Buku panduan itu diterbitkan Kementerian Pemberdayaan Perempuan dan Perlindungan Anak (Kementerian PPPA). Asisten Deputi Perlindungan Anak dari Kekerasan dan Eksploitasi Kementerian PPPA Valentina Ginting, Kamis (28/5/2020), di Jakarta, menyampaikan, gerakan Perlindungan Anak Terpadu Berbasis Masyarakat (PATBM) sudah digulirkan sejak 2016. Para kadernya berasal dari Posyandu, ketua rukun tetangga, rukun warga, dan kepala desa. Gerakan PATBM sangat strategis, apalagi di tengah situasi pembatasan sosial karena pandemi Covid-19.

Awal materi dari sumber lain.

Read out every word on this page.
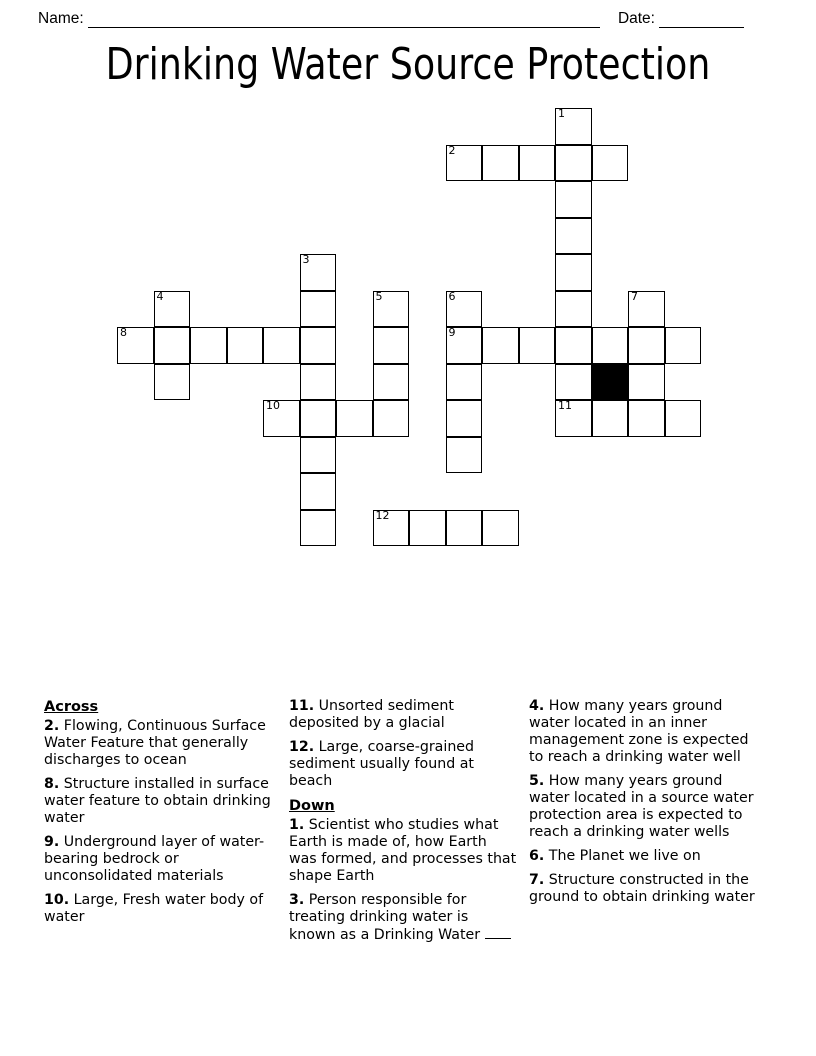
Name:	Date:
Drinking Water Source Protection
1
2
3
4	5	6	7
8	9
10	11
12
Across
2. Flowing, Continuous Surface Water Feature that generally discharges to ocean
8. Structure installed in surface water feature to obtain drinking water
9. Underground layer of water-bearing bedrock or unconsolidated materials
10. Large, Fresh water body of water
11. Unsorted sediment deposited by a glacial
12. Large, coarse-grained sediment usually found at beach
Down
1. Scientist who studies what Earth is made of, how Earth was formed, and processes that shape Earth
3. Person responsible for treating drinking water is known as a Drinking Water
4. How many years ground water located in an inner management zone is expected to reach a drinking water well
5. How many years ground water located in a source water protection area is expected to reach a drinking water wells
6. The Planet we live on
7. Structure constructed in the ground to obtain drinking water
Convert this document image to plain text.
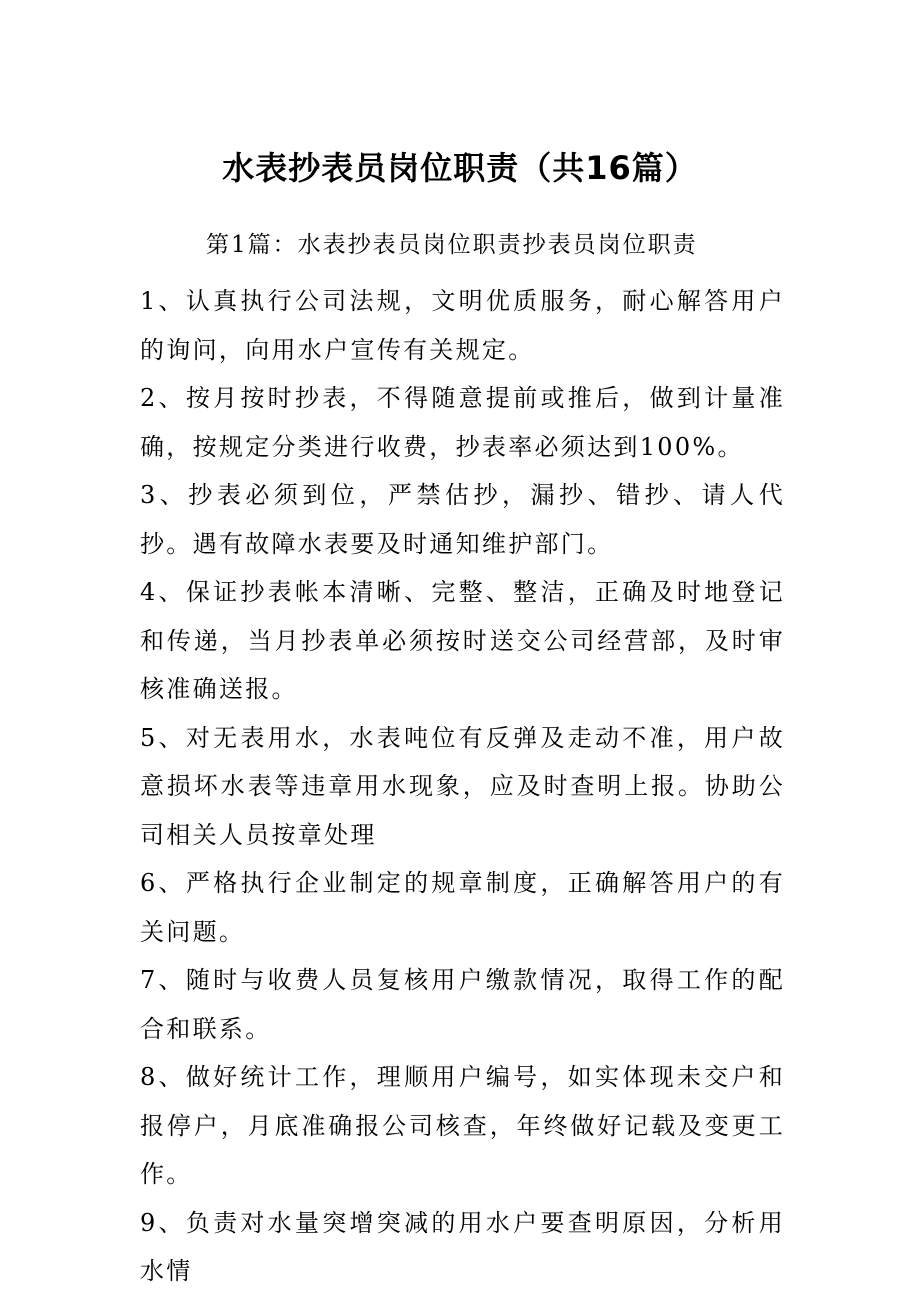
水表抄表员岗位职责（共16篇）
第1篇：水表抄表员岗位职责抄表员岗位职责

1、认真执行公司法规，文明优质服务，耐心解答用户的询问，向用水户宣传有关规定。

2、按月按时抄表，不得随意提前或推后，做到计量准确，按规定分类进行收费，抄表率必须达到100%。

3、抄表必须到位，严禁估抄，漏抄、错抄、请人代抄。遇有故障水表要及时通知维护部门。

4、保证抄表帐本清晰、完整、整洁，正确及时地登记和传递，当月抄表单必须按时送交公司经营部，及时审核准确送报。

5、对无表用水，水表吨位有反弹及走动不准，用户故意损坏水表等违章用水现象，应及时查明上报。协助公司相关人员按章处理

6、严格执行企业制定的规章制度，正确解答用户的有关问题。

7、随时与收费人员复核用户缴款情况，取得工作的配合和联系。

8、做好统计工作，理顺用户编号，如实体现未交户和报停户，月底准确报公司核查，年终做好记载及变更工作。

9、负责对水量突增突减的用水户要查明原因，分析用水情
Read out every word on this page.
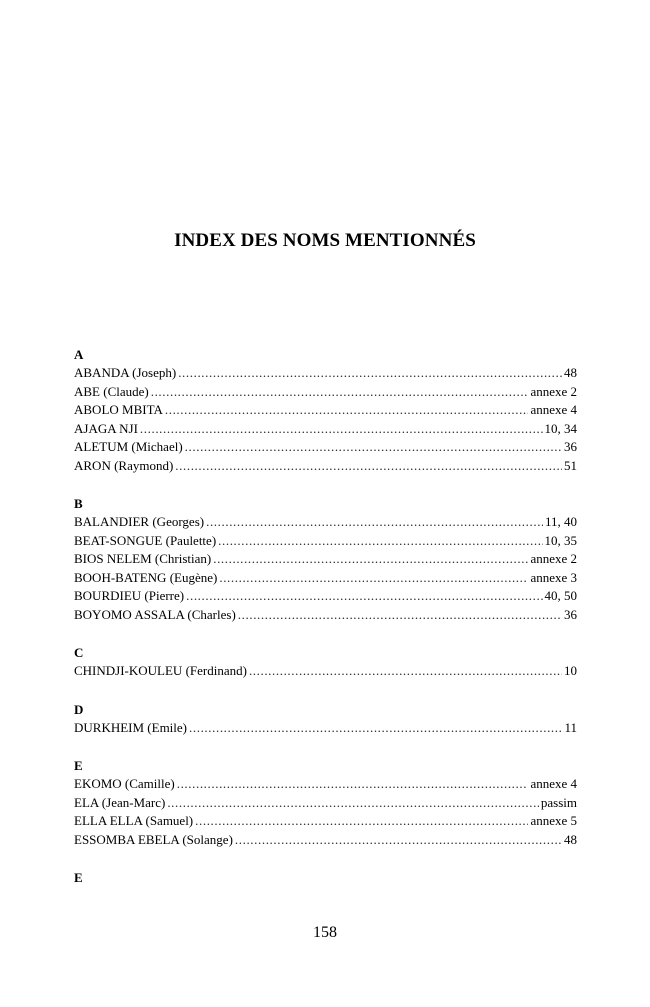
INDEX DES NOMS MENTIONNÉS
A
ABANDA (Joseph) .....	48
ABE (Claude) .....	annexe 2
ABOLO MBITA .....	annexe 4
AJAGA NJI .....	10, 34
ALETUM (Michael) .....	36
ARON (Raymond) .....	51
B
BALANDIER (Georges) .....	11, 40
BEAT-SONGUE (Paulette) .....	10, 35
BIOS NELEM (Christian) .....	annexe 2
BOOH-BATENG (Eugène) .....	annexe 3
BOURDIEU (Pierre) .....	40, 50
BOYOMO ASSALA (Charles) .....	36
C
CHINDJI-KOULEU (Ferdinand) .....	10
D
DURKHEIM (Emile) .....	11
E
EKOMO (Camille) .....	annexe 4
ELA (Jean-Marc) .....	passim
ELLA ELLA (Samuel) .....	annexe 5
ESSOMBA EBELA (Solange) .....	48
E
158
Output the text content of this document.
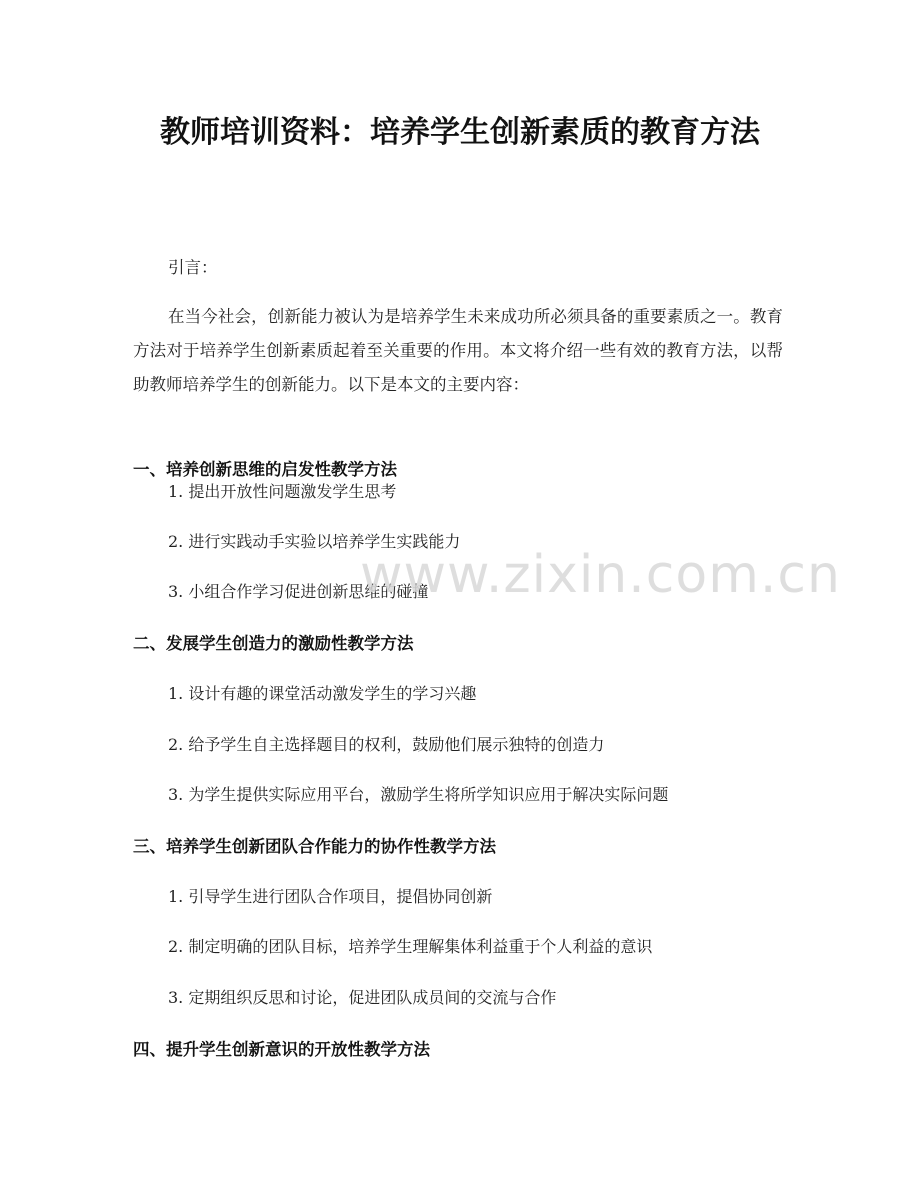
教师培训资料：培养学生创新素质的教育方法
引言：
在当今社会，创新能力被认为是培养学生未来成功所必须具备的重要素质之一。教育方法对于培养学生创新素质起着至关重要的作用。本文将介绍一些有效的教育方法，以帮助教师培养学生的创新能力。以下是本文的主要内容：
一、培养创新思维的启发性教学方法
1. 提出开放性问题激发学生思考
2. 进行实践动手实验以培养学生实践能力
3. 小组合作学习促进创新思维的碰撞
二、发展学生创造力的激励性教学方法
1. 设计有趣的课堂活动激发学生的学习兴趣
2. 给予学生自主选择题目的权利，鼓励他们展示独特的创造力
3. 为学生提供实际应用平台，激励学生将所学知识应用于解决实际问题
三、培养学生创新团队合作能力的协作性教学方法
1. 引导学生进行团队合作项目，提倡协同创新
2. 制定明确的团队目标，培养学生理解集体利益重于个人利益的意识
3. 定期组织反思和讨论，促进团队成员间的交流与合作
四、提升学生创新意识的开放性教学方法
www.zixin.com.cn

”Karena kader PATBM berasal dari warga sendiri, itu memudahkan mereka bergerak ketika ada anak yang terpapar dampak pandemi. Para kader PATBM ini garda terdepan yang seharusnya bisa bergerak cepat membantu,” ujarnya.
Upaya pemberdayaan sosial, termasuk perlindungan hak anak, sampai ke tingkat desa diakui oleh negara. Valentina menyebut 70 persen dana desa bisa dipakai untuk pemberdayaan sosial.
Sampai saat ini terdapat 548 aktivis PATBM yang tersebar di 34 provinsi, 68 kabupaten/kota, dan 136 desa. Mereka telah tergabung sebagai sukarelawan pencegahan Covid-19 di tingkat desa ataupun kelurahan.
PATBM telah menyebar di 34 provinsi. Di antara para kadernya kini menjadi sukarelawan di Gugus Tugas Percepatan Penanganan Covid-19.
”Gerakan PATBM bukanlah hal baru. Di tengah pandemi Covid-19, kami mendorong para kadernya lebih berperan aktif menanggulangi dampak pandemi terutama terhadap tumbuh kembang anak,” katanya. Buku panduan itu dibuat agar memudahkan gerak kader membantu menurunkan risiko tumbuh kembang anak selama pandemi, utamanya risiko tertular Covid-19 dan kekerasan.
Dalam buku panduan, para kader dibekali protokol sampai arahan evaluasi pelaporan keberhasilan. Ada pula contoh-contoh kegiatan yang dapat diterapkan.
Berjejaring
Spesialis perlindungan anak di Wahana Visi Indonesia, Nelly Siswanty Sembiring, mengatakan, cara kerja PATBM harus berjejaring, seperti dengan puskesmas, lembaga swadaya masyarakat, dan Gugus Tugas Percepatan Penanganan Covid-19. Cara kerja seperti itu berarti menuntut kader PATBM menguasai segala pengetahuan terkait pencegahan sampai pelaporan kasus dan dampak Covid-19 terhadap anak.
”Mereka pun dituntut bisa mendeteksi dini kasus di lingkungannya,” katanya.
Fasilitator Nasional PATBM Antik Bintari menyampaikan, panduan PATBM dalam pandemi Covid-19 akan lebih memperjelas peran dan tugas aktivis, kader, dan sukarelawan PATBM. Buku panduan itu menyebutkan ada empat urutan tata laksana, yaitu pembuatan perencanaan kegiatan baik daring maupun luring, pendampingan setelah terima laporan, rujukan, dan pelaporan.
Untuk tahap rujukan, aktivis, kader, ataupun sukarelawan PATBM berdiskusi terlebih dahulu dengan tim Gugus Tugas Covid-19 ketika memperoleh kasus khusus. Sementara pelaporan bisa dikumpulkan secara harian, dipilah dari kasus anak di tingkat desa atau kelurahan.